Navi Pillay Trying to Influence UN Probe, Accuses SL
By P K Balachandran | ENS | Published: 15th August 2014 06:00 AM |
COLOMBO: Sri Lanka on Thursday accused the UN High Commissioner of Human Rights, Navi Pillay, of trying to influence the on-going UN investigation into charges of war crimes and other human rights violations against the Lankan armed forces and the Liberation Tigers of Tamil Eelam (LTTE).
The Lankan Ministry of External Affairs has objected to Pillay’s telling the Thompson Reuters Foundation that “the United Nations can conduct an effective investigation into reports of war crimes in Sri Lanka without visiting the country by their own staff.”
The Ministry said that Pillay’s assertion is “a clear indication of personal bias. It is evidence of an attempt to influence the investigation process and make it follow a preconceived trajectory.”
“She refers in her statement to a ‘wealth of information outside Sri Lanka.’”
“In fact, the High Commissioner has desisted from acknowledging verifiable statistics of UN sources.
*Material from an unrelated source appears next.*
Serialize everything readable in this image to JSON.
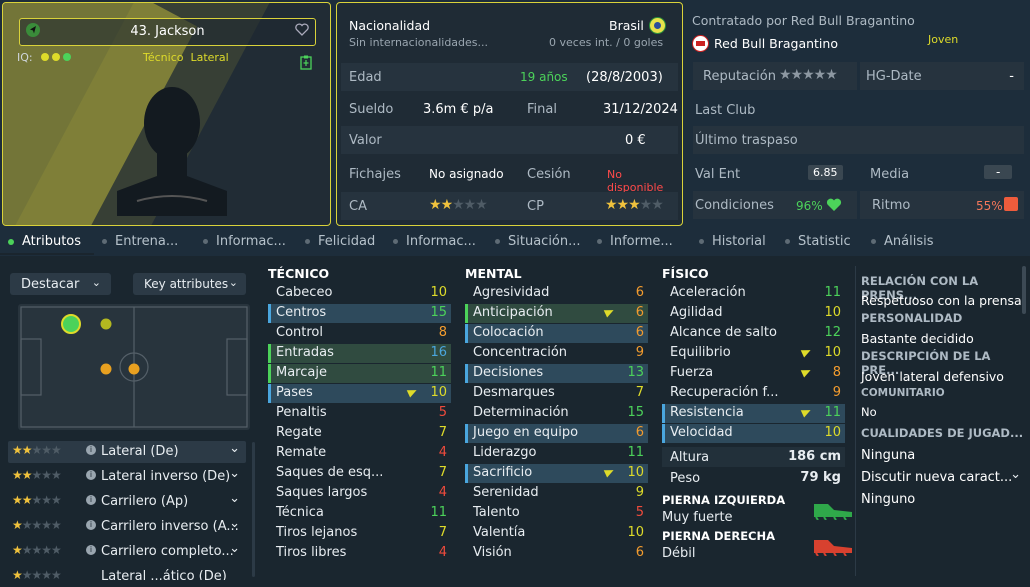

Instead, she has sought to endorse exaggerated claims of former United Nations sources of spurious credentials by including such uncorroborated statistics in UN documentation. Utterances of this nature from an Officer who is expected to maintain the highest standards of objectivity is disappointing.”
“In her statement to the UN Human Rights Council on April 26, 2011, the High Commissioner referred to Sri Lanka having conducted the conflict “under the guise of fighting terrorism” when it has been widely acknowledged that the conflict was against a separatist terrorist group proscribed by several countries.
Such rhetoric by a senior United Nations official could place the credibility of the UN system at stake,” the Ministry said.
It further pointed out that the Office of the High Commissioner has chosen to unilaterally proceed to appoint three “experts” instead of the prescribed two.
Moreover, ignoring the provisions of Resolution 25/1 which calls for the OHCHR to undertake a comprehensive investigation “during the period covered by the Lessons Learned and Reconciliation Commission,” i.e., February 21, 2002 to May 19, 2009, the OHCHR has arbitrarily and unilaterally extended the period of its investigation to cover the period up to November 15, 2011.